The US is preparing to face FBI-drafted legislation enabling it to monitor any personal communication activities in the web. It aims to use preset backdoors in social networks, online messaging, internet telephony and even Xbox gaming servers.
Tech media website Cnet.com has obtained information that the FBI is already in talks with internet giants on an unprecedented surveillance program, having the legislation approved by the Department of Justice.
The FBI intends surreptitiously to rush a law obliging companies like Facebook, Google, Microsoft and Yahoo to install government surveillance options into their software on default.
The agency confesses that it faces considerable difficulties in wiretapping suspects since more and more people are shifting their communications from phones to internet.
FBI struggles with the world ‘going dark’
An unnamed FBI representative told Cnet.com that there are “significant challenges posed to the FBI” in the accomplishment of its “diverse mission”, and the rapidly changing technology influences that result a lot.
“A growing gap exists between the statutory authority of law enforcement to intercept electronic communications pursuant to court order and our practical ability to intercept those communications.
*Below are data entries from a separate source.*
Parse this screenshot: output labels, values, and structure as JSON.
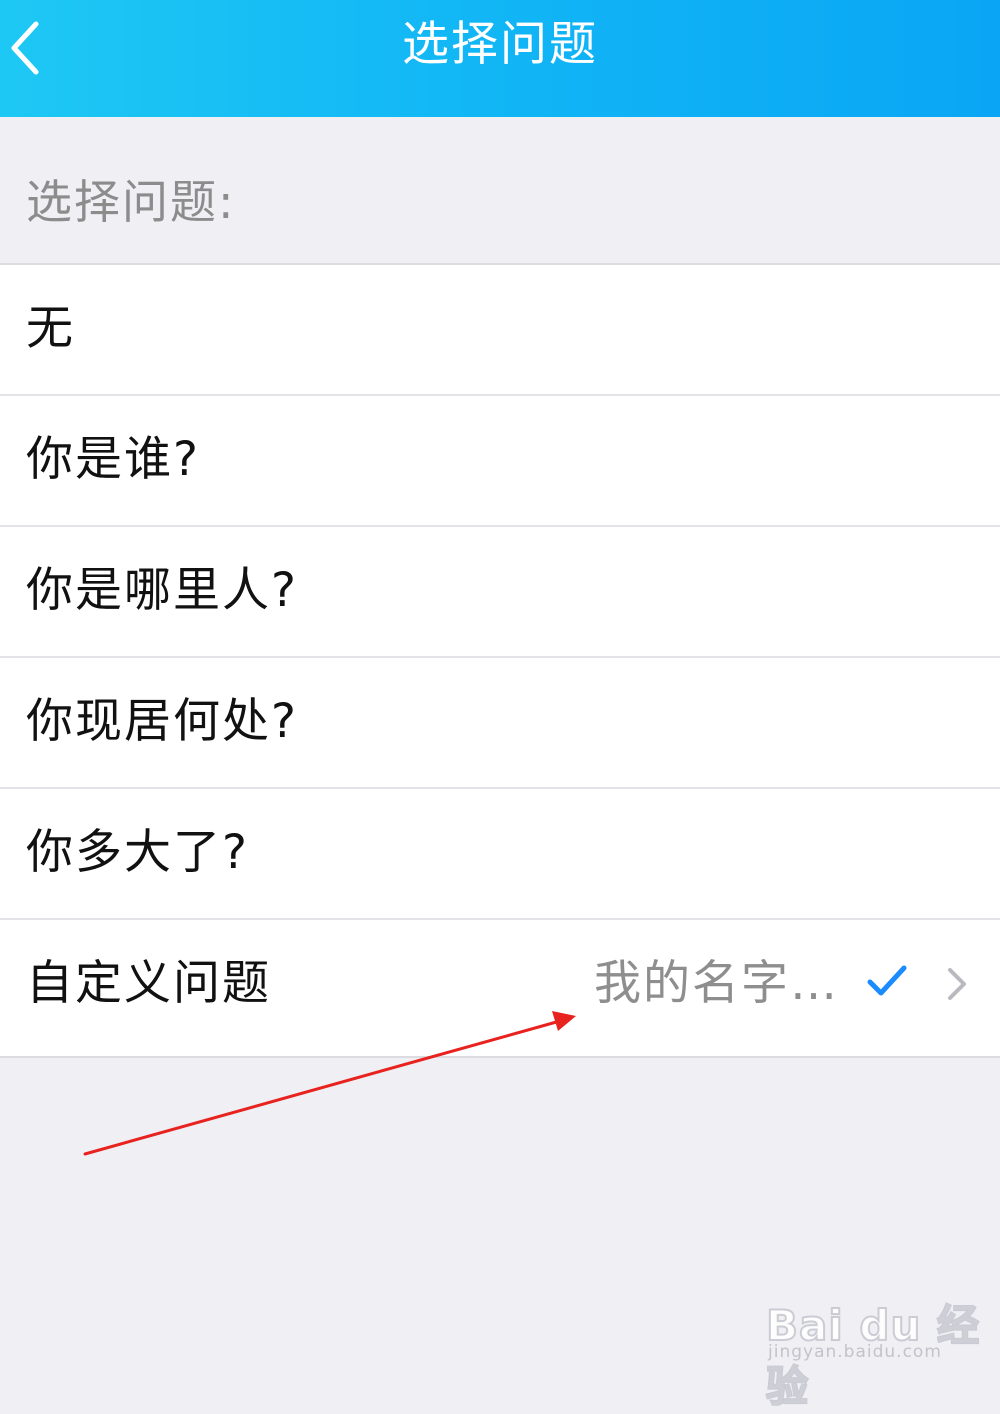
{
  "header": {
    "title": "选择问题",
    "back_icon": "chevron-left-icon"
  },
  "section_label": "选择问题:",
  "options": [
    {
      "label": "无"
    },
    {
      "label": "你是谁?"
    },
    {
      "label": "你是哪里人?"
    },
    {
      "label": "你现居何处?"
    },
    {
      "label": "你多大了?"
    },
    {
      "label": "自定义问题",
      "value": "我的名字…",
      "selected": true
    }
  ],
  "colors": {
    "header_start": "#1ec8f4",
    "header_end": "#0aa6f5",
    "check": "#1a8cff",
    "annotation_arrow": "#e8231f"
  },
  "watermark": {
    "logo": "Bai du 经验",
    "url": "jingyan.baidu.com"
  }
}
The FBI believes that if this gap continues to grow, there is a very real risk of the government ‘going dark,’ resulting in an increased risk to national security and public safety,” the source told Cnet.com.
In February 2011 the FBI acknowledged the agency’s inability to keep up its surveillance capabilities with communications technological development calling it the “going dark” problem. Having admitted the bitter fact of technological incompliance, the agency initiated this new comprehensive web surveillance program.
An obvious solution to the problem was adopting legislation to the needs of the government which the FBI is busy realizing right now.
The FBI calls the program the National Electronic Surveillance Strategy. The Electronic Frontier Foundation reported that as early as in 2006 the FBI was already concerned with “going dark” and established a special division developing the “latest and greatest investigative technologies to catch terrorists and criminals.” In 2009 the division employed 107 full-time specialists.
Another battle for human rights and privacy
Internet companies might be not happy with the new legislation at all, righteously considering that the law will most probably spark a public revolt similar to unsuccessful attempts to push through notorious SOPA, PIPA and ACTA anti-pirate legislation. Moreover, clients’ privacy an integral part of IT products and by trading it off, software companies might ruin their business.